Novavax’s experimental coronavirus vaccine triggered antibodies in 100% of trial participants, study reveals
- Novavax published ‘positive data’ from a phase 1 trial of its coronavirus vaccine in the New England Journal of Medicine on Friday
- All 108 volunteers dosed with the vaccine developed a antibodies to coronavirus after their second shot
- Novavax is launching its second phase of testing in older adults on the heels of the results
- It comes as the CDC instructed states to prepare to distribute a vaccine by the end of October
Novavax reported ‘positive data’ on its experimental coronavirus vaccine on Wednesday.
Its phase one trial in more than 100 Australian adults showed that the vaccine triggered the production of coronavirus antibodies – infection-fighting immune cells – in everyone that got the shot after their second dose.
No one involved in the early safety testing reported any serious side effects, and most ‘adverse events’ were deemed unrelated to the vaccine, according to a report published in the New England Journal of Medicine (NEJM).
On the the heels of the results, Novavax announced that it it has launched the second half of the trial, in adults between ages 60 and 84 in the US and Australia.

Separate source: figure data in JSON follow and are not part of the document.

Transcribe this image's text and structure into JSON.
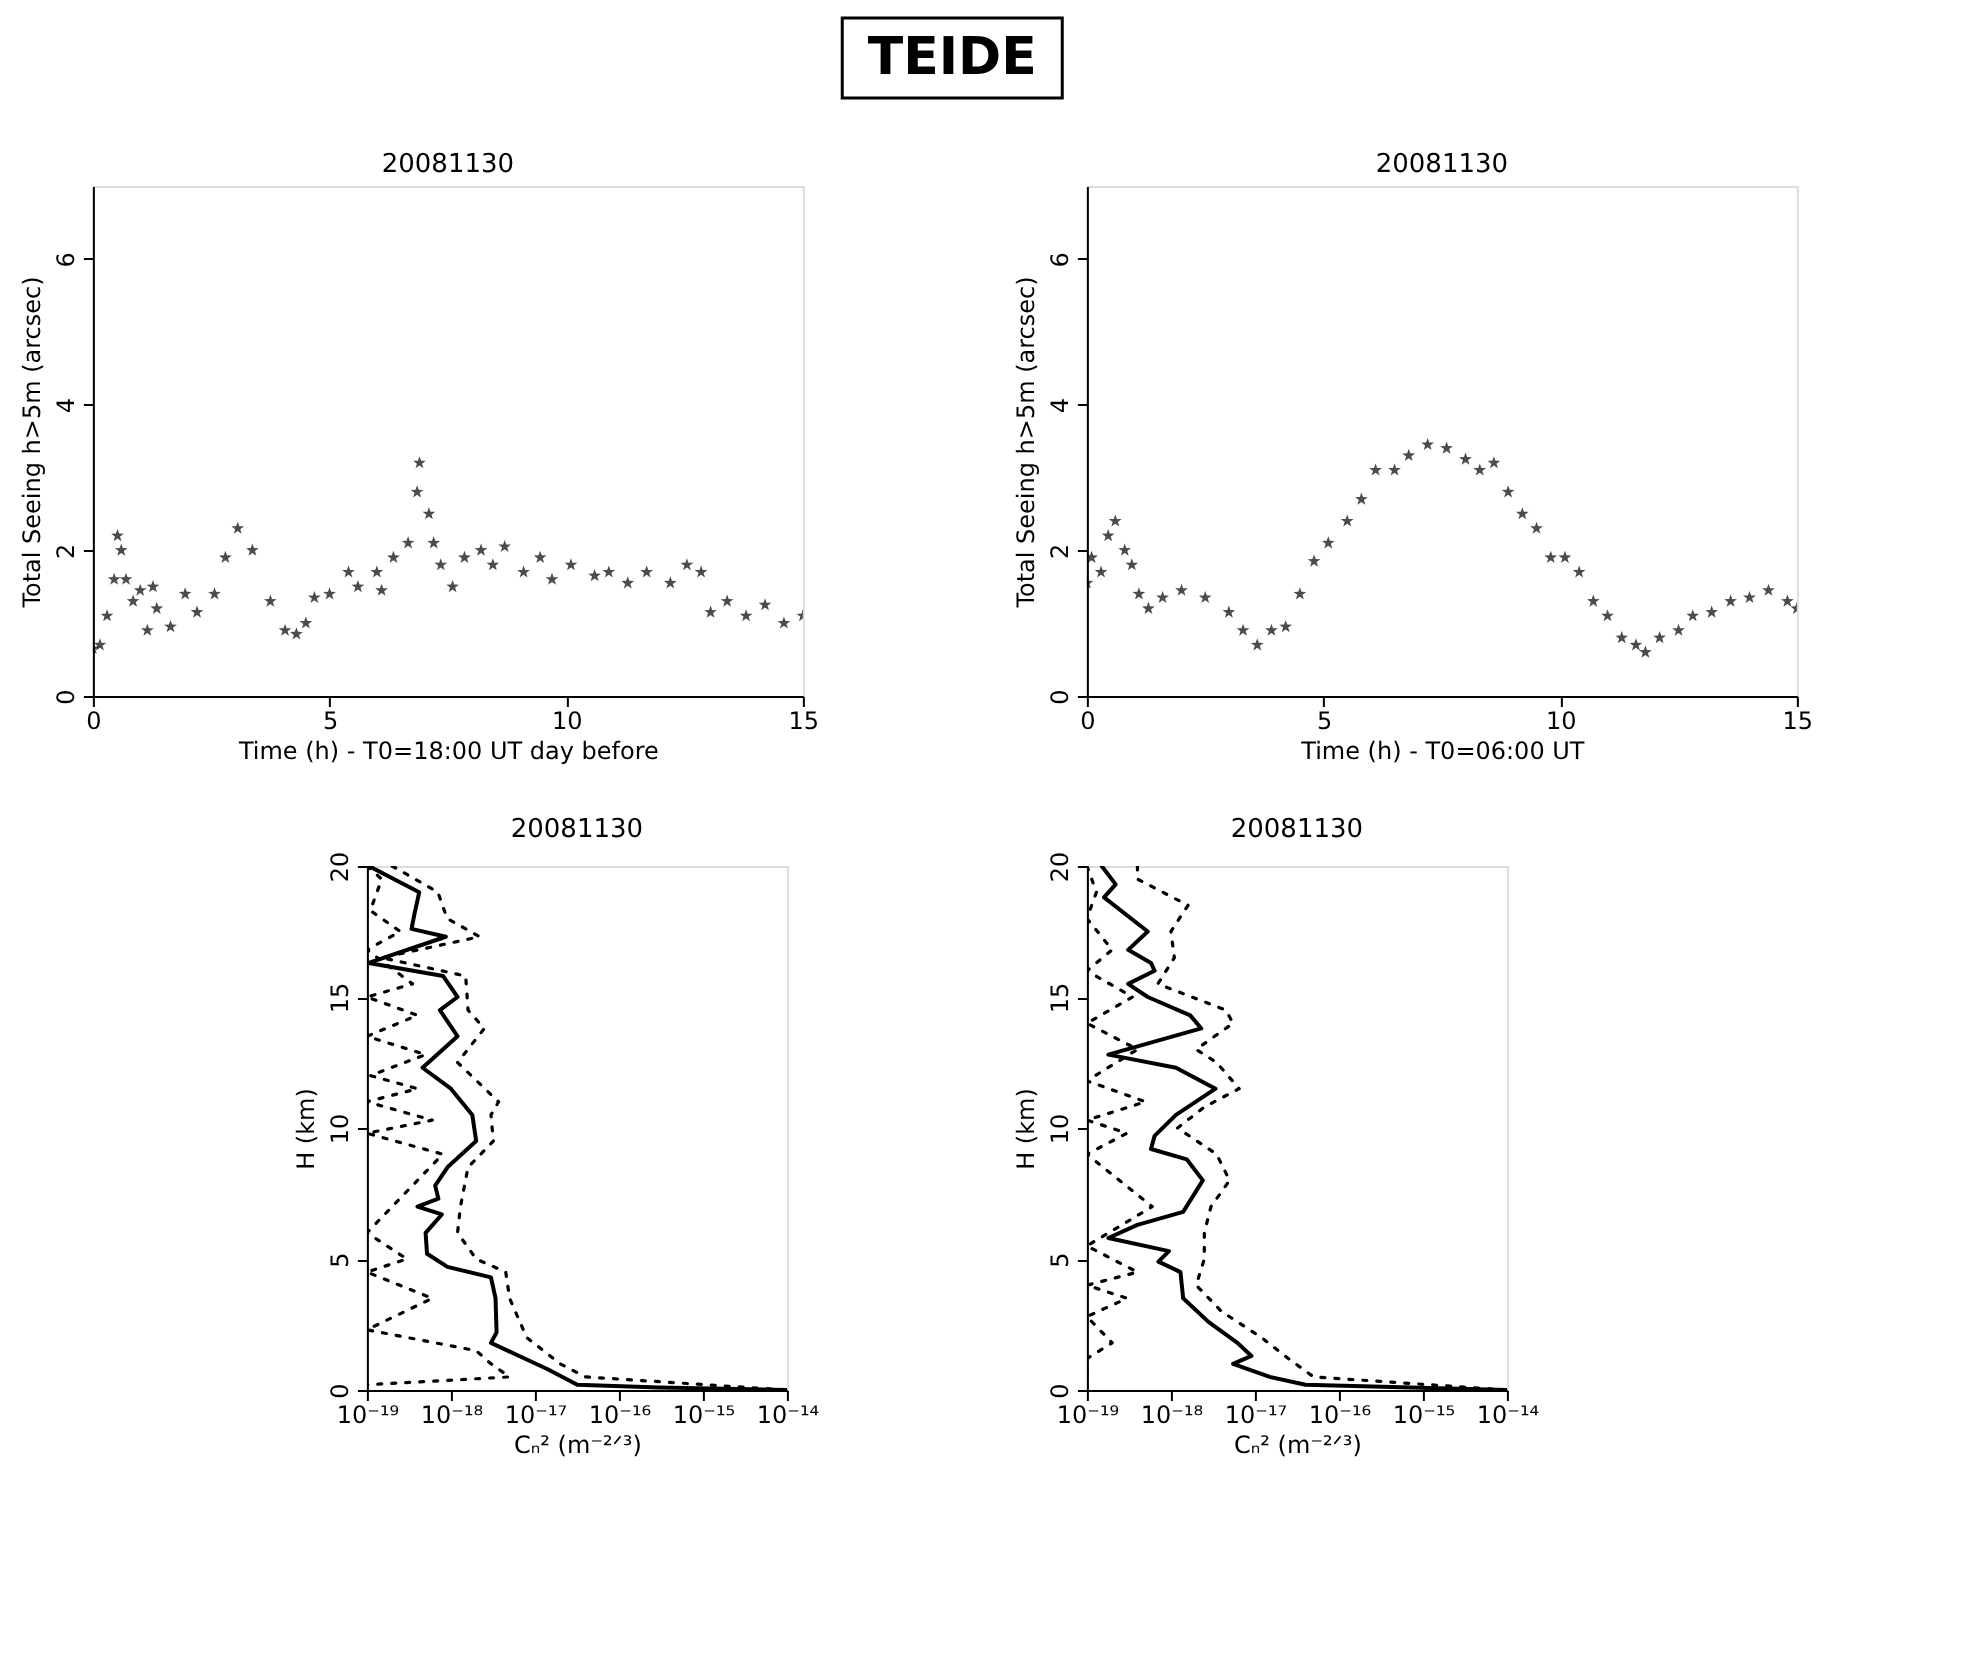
{
  "chart_data": [
    {
      "type": "other",
      "title": "TEIDE"
    },
    {
      "type": "scatter",
      "title": "20081130",
      "xlabel": "Time (h) - T0=18:00 UT day before",
      "ylabel": "Total Seeing h>5m (arcsec)",
      "xlim": [
        0,
        15
      ],
      "ylim": [
        0,
        7
      ],
      "xticks": [
        0,
        5,
        10,
        15
      ],
      "yticks": [
        0,
        2,
        4,
        6
      ],
      "marker": "star",
      "grid": false,
      "series": [
        {
          "color": "#000000",
          "x": [
            0,
            0.15,
            0.3,
            0.45,
            0.52,
            0.6,
            0.7,
            0.85,
            1.0,
            1.15,
            1.27,
            1.35,
            1.64,
            1.95,
            2.2,
            2.57,
            2.8,
            3.06,
            3.37,
            3.75,
            4.06,
            4.3,
            4.5,
            4.68,
            5.0,
            5.4,
            5.6,
            6.0,
            6.1,
            6.35,
            6.66,
            6.85,
            6.9,
            7.1,
            7.2,
            7.35,
            7.6,
            7.85,
            8.2,
            8.45,
            8.7,
            9.1,
            9.45,
            9.7,
            10.1,
            10.6,
            10.9,
            11.3,
            11.7,
            12.2,
            12.55,
            12.85,
            13.05,
            13.4,
            13.8,
            14.2,
            14.6,
            15.0
          ],
          "values": [
            0.65,
            0.7,
            1.1,
            1.6,
            2.2,
            2.0,
            1.6,
            1.3,
            1.45,
            0.9,
            1.5,
            1.2,
            0.95,
            1.4,
            1.15,
            1.4,
            1.9,
            2.3,
            2.0,
            1.3,
            0.9,
            0.85,
            1.0,
            1.35,
            1.4,
            1.7,
            1.5,
            1.7,
            1.45,
            1.9,
            2.1,
            2.8,
            3.2,
            2.5,
            2.1,
            1.8,
            1.5,
            1.9,
            2.0,
            1.8,
            2.05,
            1.7,
            1.9,
            1.6,
            1.8,
            1.65,
            1.7,
            1.55,
            1.7,
            1.55,
            1.8,
            1.7,
            1.15,
            1.3,
            1.1,
            1.25,
            1.0,
            1.1
          ]
        }
      ]
    },
    {
      "type": "scatter",
      "title": "20081130",
      "xlabel": "Time (h) - T0=06:00 UT",
      "ylabel": "Total Seeing h>5m (arcsec)",
      "xlim": [
        0,
        15
      ],
      "ylim": [
        0,
        7
      ],
      "xticks": [
        0,
        5,
        10,
        15
      ],
      "yticks": [
        0,
        2,
        4,
        6
      ],
      "marker": "star",
      "grid": false,
      "series": [
        {
          "color": "#000000",
          "x": [
            0,
            0.1,
            0.3,
            0.45,
            0.6,
            0.8,
            0.95,
            1.1,
            1.3,
            1.6,
            2.0,
            2.5,
            3.0,
            3.3,
            3.6,
            3.9,
            4.2,
            4.5,
            4.8,
            5.1,
            5.5,
            5.8,
            6.1,
            6.5,
            6.8,
            7.2,
            7.6,
            8.0,
            8.3,
            8.6,
            8.9,
            9.2,
            9.5,
            9.8,
            10.1,
            10.4,
            10.7,
            11.0,
            11.3,
            11.6,
            11.8,
            12.1,
            12.5,
            12.8,
            13.2,
            13.6,
            14.0,
            14.4,
            14.8,
            15.0
          ],
          "values": [
            1.55,
            1.9,
            1.7,
            2.2,
            2.4,
            2.0,
            1.8,
            1.4,
            1.2,
            1.35,
            1.45,
            1.35,
            1.15,
            0.9,
            0.7,
            0.9,
            0.95,
            1.4,
            1.85,
            2.1,
            2.4,
            2.7,
            3.1,
            3.1,
            3.3,
            3.45,
            3.4,
            3.25,
            3.1,
            3.2,
            2.8,
            2.5,
            2.3,
            1.9,
            1.9,
            1.7,
            1.3,
            1.1,
            0.8,
            0.7,
            0.6,
            0.8,
            0.9,
            1.1,
            1.15,
            1.3,
            1.35,
            1.45,
            1.3,
            1.2
          ]
        }
      ]
    },
    {
      "type": "line",
      "title": "20081130",
      "xlabel": "Cₙ² (m⁻²ᐟ³)",
      "ylabel": "H (km)",
      "log": "x",
      "xlim": [
        1e-19,
        1e-14
      ],
      "ylim": [
        0,
        20
      ],
      "xticks": [
        {
          "value": 1e-19,
          "label": "10⁻¹⁹"
        },
        {
          "value": 1e-18,
          "label": "10⁻¹⁸"
        },
        {
          "value": 1e-17,
          "label": "10⁻¹⁷"
        },
        {
          "value": 1e-16,
          "label": "10⁻¹⁶"
        },
        {
          "value": 1e-15,
          "label": "10⁻¹⁵"
        },
        {
          "value": 1e-14,
          "label": "10⁻¹⁴"
        }
      ],
      "yticks": [
        0,
        5,
        10,
        15,
        20
      ],
      "grid": false,
      "series": [
        {
          "color": "#000000",
          "line_style": "dotted",
          "x": [
            1e-19,
            1.5e-19,
            1.1e-19,
            2.5e-19,
            1e-19,
            3.5e-19,
            1e-19,
            4e-19,
            1e-19,
            5e-19,
            1.1e-19,
            4e-19,
            1e-19,
            6e-19,
            1e-19,
            8e-19,
            4e-19,
            2e-19,
            1e-19,
            3e-19,
            1e-19,
            6e-19,
            1e-19,
            2e-18,
            3e-18,
            5e-18,
            1e-19
          ],
          "values": [
            20,
            19.5,
            18.3,
            17.5,
            16.8,
            15.5,
            15.0,
            14.3,
            13.5,
            12.8,
            12.0,
            11.5,
            11.0,
            10.3,
            9.8,
            9.0,
            8.0,
            7.0,
            6.0,
            5.0,
            4.5,
            3.5,
            2.3,
            1.5,
            1.0,
            0.5,
            0.2
          ]
        },
        {
          "color": "#000000",
          "line_style": "dotted",
          "x": [
            2e-19,
            7e-19,
            9e-19,
            2.2e-18,
            1.5e-19,
            1.5e-18,
            1.6e-18,
            2.5e-18,
            1.2e-18,
            3.7e-18,
            3e-18,
            3.2e-18,
            1.6e-18,
            1.3e-18,
            1.2e-18,
            2e-18,
            4.5e-18,
            5e-18,
            8e-18,
            2e-17,
            4e-17,
            1e-14
          ],
          "values": [
            20,
            19,
            18,
            17.3,
            16.5,
            15.8,
            14.5,
            13.8,
            12.5,
            11.0,
            10.5,
            9.5,
            8.5,
            7.0,
            6.0,
            5.0,
            4.5,
            3.5,
            2.0,
            1.0,
            0.5,
            0
          ]
        },
        {
          "color": "#000000",
          "line_style": "solid",
          "x": [
            1.05e-19,
            4.2e-19,
            3.7e-19,
            3.4e-19,
            8.7e-19,
            1.05e-19,
            8.1e-19,
            1.2e-18,
            7.4e-19,
            1.2e-18,
            4.6e-19,
            1e-18,
            1.8e-18,
            2e-18,
            9.1e-19,
            6.5e-19,
            7.1e-19,
            4e-19,
            7.8e-19,
            5e-19,
            5.2e-19,
            9.1e-19,
            3e-18,
            3.4e-18,
            3.5e-18,
            3e-18,
            6.5e-18,
            1.4e-17,
            3.2e-17,
            3e-16,
            1e-14
          ],
          "values": [
            20,
            19,
            18.2,
            17.6,
            17.3,
            16.3,
            15.8,
            15.0,
            14.5,
            13.5,
            12.3,
            11.5,
            10.5,
            9.5,
            8.5,
            7.8,
            7.3,
            7.0,
            6.7,
            6.0,
            5.2,
            4.7,
            4.3,
            3.5,
            2.2,
            1.8,
            1.3,
            0.8,
            0.2,
            0.1,
            0
          ]
        }
      ]
    },
    {
      "type": "line",
      "title": "20081130",
      "xlabel": "Cₙ² (m⁻²ᐟ³)",
      "ylabel": "H (km)",
      "log": "x",
      "xlim": [
        1e-19,
        1e-14
      ],
      "ylim": [
        0,
        20
      ],
      "xticks": [
        {
          "value": 1e-19,
          "label": "10⁻¹⁹"
        },
        {
          "value": 1e-18,
          "label": "10⁻¹⁸"
        },
        {
          "value": 1e-17,
          "label": "10⁻¹⁷"
        },
        {
          "value": 1e-16,
          "label": "10⁻¹⁶"
        },
        {
          "value": 1e-15,
          "label": "10⁻¹⁵"
        },
        {
          "value": 1e-14,
          "label": "10⁻¹⁴"
        }
      ],
      "yticks": [
        0,
        5,
        10,
        15,
        20
      ],
      "grid": false,
      "series": [
        {
          "color": "#000000",
          "line_style": "dotted",
          "x": [
            1e-19,
            1.3e-19,
            1e-19,
            2e-19,
            1e-19,
            3.5e-19,
            1e-19,
            4e-19,
            1e-19,
            5e-19,
            1e-19,
            3e-19,
            1e-19,
            6e-19,
            1e-19,
            4e-19,
            1e-19,
            3e-19,
            1e-19,
            2e-19,
            1e-19,
            1e-19
          ],
          "values": [
            20,
            19,
            18,
            16.8,
            16.0,
            15.0,
            14.0,
            13.0,
            11.8,
            11.0,
            10.3,
            9.8,
            9.0,
            7.0,
            5.5,
            4.5,
            4.0,
            3.5,
            2.8,
            1.8,
            1.2,
            0.2
          ]
        },
        {
          "color": "#000000",
          "line_style": "dotted",
          "x": [
            4e-19,
            4e-19,
            1.6e-18,
            1e-18,
            1.1e-18,
            7e-19,
            4.5e-18,
            5.5e-18,
            2e-18,
            3.5e-18,
            6.5e-18,
            2.5e-18,
            1.2e-18,
            3.5e-18,
            5e-18,
            3e-18,
            2.5e-18,
            2.5e-18,
            2e-18,
            4e-18,
            1.2e-17,
            2.5e-17,
            5e-17,
            1e-14
          ],
          "values": [
            20,
            19.5,
            18.5,
            17.5,
            16.5,
            15.5,
            14.5,
            14.0,
            13.0,
            12.5,
            11.5,
            10.8,
            10.0,
            9.0,
            8.0,
            7.0,
            6.0,
            5.0,
            4.0,
            3.0,
            2.0,
            1.2,
            0.5,
            0
          ]
        },
        {
          "color": "#000000",
          "line_style": "solid",
          "x": [
            1.5e-19,
            2.2e-19,
            1.6e-19,
            5.3e-19,
            3.1e-19,
            5.8e-19,
            6.4e-19,
            3.1e-19,
            5.3e-19,
            1.7e-18,
            2.3e-18,
            1.8e-19,
            1.15e-18,
            3.4e-18,
            1.15e-18,
            6.4e-19,
            5.8e-19,
            1.55e-18,
            2.4e-18,
            1.4e-18,
            4e-19,
            1.8e-19,
            9.5e-19,
            7.1e-19,
            1.3e-18,
            1.4e-18,
            2.8e-18,
            6.2e-18,
            9.1e-18,
            5.5e-18,
            1.5e-17,
            4e-17,
            1e-14
          ],
          "values": [
            20,
            19.3,
            18.8,
            17.5,
            16.8,
            16.3,
            16.0,
            15.5,
            15.0,
            14.3,
            13.8,
            12.8,
            12.3,
            11.5,
            10.5,
            9.7,
            9.2,
            8.8,
            8.0,
            6.8,
            6.3,
            5.8,
            5.3,
            4.9,
            4.5,
            3.5,
            2.6,
            1.8,
            1.3,
            1.0,
            0.5,
            0.2,
            0
          ]
        }
      ]
    }
  ]
}
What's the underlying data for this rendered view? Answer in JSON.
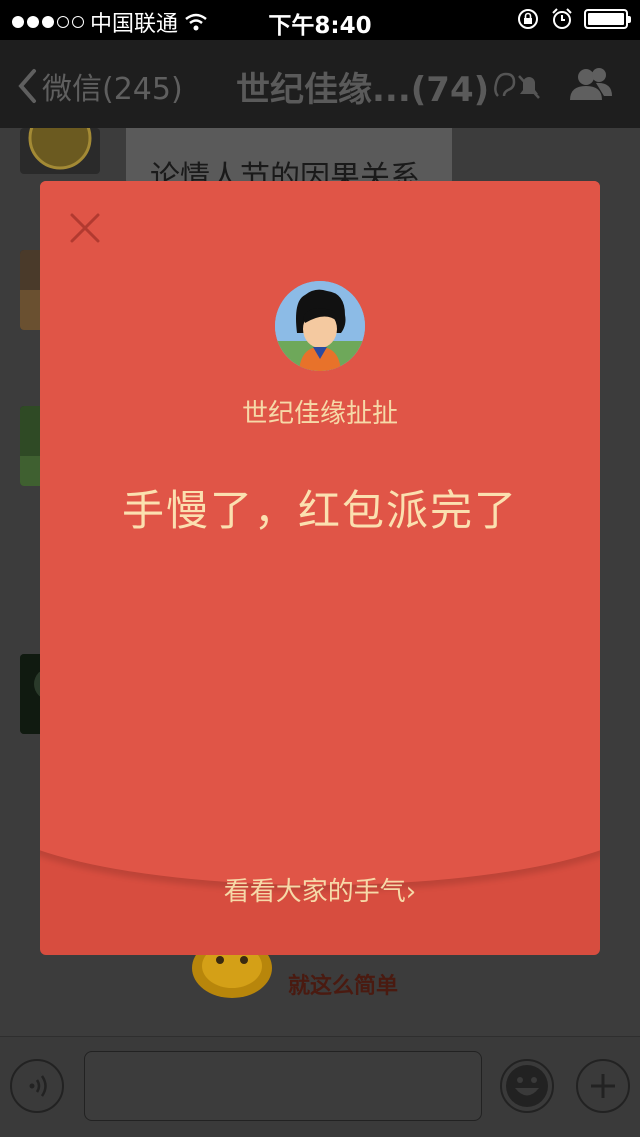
{
  "status_bar": {
    "carrier": "中国联通",
    "time": "下午8:40",
    "battery_level": 1.0
  },
  "nav": {
    "back_label": "微信(245)",
    "title": "世纪佳缘...(74)"
  },
  "chat": {
    "partial_message": "论情人节的因果关系",
    "sticker_caption": "就这么简单"
  },
  "red_packet": {
    "sender_name": "世纪佳缘扯扯",
    "message": "手慢了，红包派完了",
    "see_luck_link": "看看大家的手气",
    "colors": {
      "top": "#e05547",
      "bottom": "#d74d3f",
      "text": "#f6d9a8"
    }
  },
  "icons": [
    "wifi-icon",
    "lock-rotation-icon",
    "alarm-icon",
    "battery-icon",
    "back-chevron-icon",
    "mute-icon",
    "group-members-icon",
    "close-icon",
    "voice-icon",
    "emoji-icon",
    "plus-icon"
  ]
}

Shares for Novavax rose four percent after the bell, and the results’ publication.
It comes after the Centers for Disease Control and Prevention (CDC) sent instructions to state health departments to prepare for COVID-19 vaccines to be shipped by the end of October – days before the November 3 Presidential election.
Novavax’s vaccine uses synthesized pieces of the surface protein that the coronavirus uses to invade human cells and spurs antibody production. Pictured: Three potential coronavirus vaccines are kept in a tray at Novavax labs in Gaithersburg, Maryland (file)
For the first half of its phase 1/2 trial of its coronavirus vaccine, called NVX-CoV2373, Novavax dosed 108 volunteers between ages 18 and 59 with its vaccine.
Eighty-three of those were given an adjuvanted form – a shot containing an immune response booster – while 25 got the vaccine sans adjuvant.
All participants were vaccinated in two doses.
All of the participants who got the shot with the extra immune response-booster developed antibodies in response to the ‘spike’ protein on the surface of the coronavirus.
Some of them also developed ‘neutralizing’ antibodies – those that may be most capable of blocking the virus from invading cells.
After a second dose of either form of the shot, everyone developed antibodies.
As has been the case with all vaccines that have reached clinical trials, antibody levels people’s bodies generated in response to the shots were higher than the levels seen in the immune cell-rich plasma of people who have recovered from COVID-19.
The next phase of testing will test the vaccine in about 1,500 older adults in the US and Australia and preliminary results are expected by year-end.
Novavax announced preliminary results of the phase 1 trial in August.
he company said it could start a large pivotal Phase 3 trial as soon as late September and, on a conference call, added that it could produce between one billion and two billion doses of the vaccine in 2021.
Novavax research chief Gregory Glenn told Reuters the late-stage clinical trial could potentially glean enough data to obtain regulatory approvals as early as December.
So far, the beginning of a phase 3 trial in the US has not been announced.
Novavax, which has not produced a vaccine before, created a shot that contains synthesized pieces of the surface protein that the coronavirus uses to invade human cells.
The idea is that the protein will cause human cells to spur production of antibodies to fight the infection.
The Phase 2 will gauge the vaccine’s ability to prevent infections or reduce severity of COVID-19, in addition to safety and immune response, among a broader range of volunteers.
The Novavax vaccine was among the first of a handful of programs singled out for US funding under Operation Warp Speed, the White House program to accelerate access to vaccines and treatments that can fight the virus.
Effective vaccines and treatments are considered essential to halting a pandemic that has claimed more than 180 lives in the US.
In July, the Trump administration agreed to pay Novavax $1.6 billion to help cover costs related to testing and manufacturing the vaccine, with the aim of procuring 100 million doses by January 2021.
Because COVID-19 vaccines are being developed at unprecedented speed, safety issues are being watched very closely.
‘When you are talking about vaccinating the entire world, safety is almost more important than efficacy,’ said Brad Loncar, chief executive of Loncar Investments, an investment fund specializing in biotechnology companies.